Shadow Mode

Shadow mode runs the full enforcement pipeline without blocking anything. Your agent behaves normally while replay() records what it would have done — which tools would have been removed, which calls would have been blocked, and why.

Why shadow mode

You've written contracts. You think they're right. But enabling enforcement on a live agent is risky — what if a legitimate tool call gets blocked?

Shadow mode answers: "What would enforcement do to my real traffic?" without any risk.

How to use it

const session = replay(client, {
  contractsDir: "./contracts",
  agent: "my-agent",
  mode: "shadow",                              // Compute but don't apply
  apiKey: process.env.VESANOR_API_KEY,        // Send captures to dashboard
});

// Agent runs normally — nothing blocked, nothing modified
const response = await session.client.chat.completions.create({
  model: "gpt-4o-mini",
  messages,
  tools,
});

// Response is returned unmodified — even if contracts would block it

What shadow captures

Every call produces a shadow_delta — a record of what enforcement would have done:

`would_have_narrowed`

Tools that would have been removed before the LLM saw them:

{
  "would_have_narrowed": [
    { "tool": "issue_refund", "reason": "wrong_phase" },
    { "tool": "delete_record", "reason": "forbidden_in_state" },
    { "tool": "admin_reset", "reason": "no_contract" }
  ]
}

`would_have_blocked`

Tool calls that would have been blocked after the LLM responded:

{
  "would_have_blocked": [
    {
      "tool_name": "issue_refund",
      "reason": "precondition_not_met",
      "detail": "Required prior tool: check_eligibility"
    }
  ]
}

Phase context

Where the session is in the phase machine:

{
  "current_phase": "customer_identified",
  "legal_next_phases": ["eligibility_checked", "escalated"]
}

The safe rollout path

Step 1: Shadow mode

Deploy with mode: "shadow". Monitor the dashboard for false positives.
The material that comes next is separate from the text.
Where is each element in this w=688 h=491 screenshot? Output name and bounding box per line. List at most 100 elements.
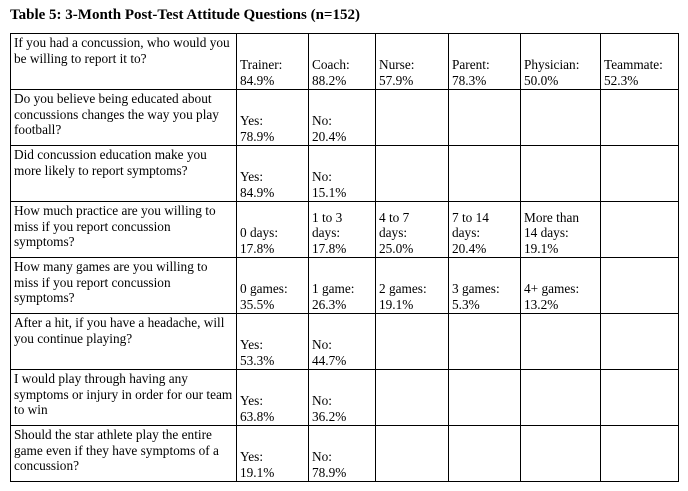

const session = replay(client, {
  mode: "shadow",
  apiKey: process.env.VESANOR_API_KEY,
});

Look for:

Tool calls that shadow says it would block — are they actually bad?
Tools that would be narrowed — should they be available in that phase?
Session limit projections — are limits too tight?

Step 2: Fix contracts

Adjust contracts based on shadow data:

Too many false blocks? Relax preconditions or add phases.
Missing blocks? Add forbids_after or tighten argument invariants.
Phase too restrictive? Allow more tools in that phase.

Step 3: Enable enforcement

Switch to mode: "enforce" when shadow shows zero false positives:

const session = replay(client, {
  mode: "enforce",
  gate: "reject_all",
});

Step 4: Add server backing (optional)

For production with audit needs, add API key and tool wrappers:

const session = replay(client, {
  mode: "enforce",
  apiKey: process.env.VESANOR_API_KEY,
  tools: { issue_refund: myRefundFunction },
});

Counterfactual capture

Shadow mode captures the counterfactual — what was prevented and why. This is valuable for:

Debugging — "Why would this call have been blocked?"
Compliance — GDPR requires "meaningful information about the logic involved" in automated decisions. Counterfactual capture satisfies this directly.
Tuning — Compare shadow results across model versions to see which model triggers more enforcement.

Important limitation

After shadow mode allows a call that enforce mode would block, the model is on a different execution path. It received feedback it wouldn't have received in enforce mode. All subsequent shadow projections are approximations, not exact counterfactuals.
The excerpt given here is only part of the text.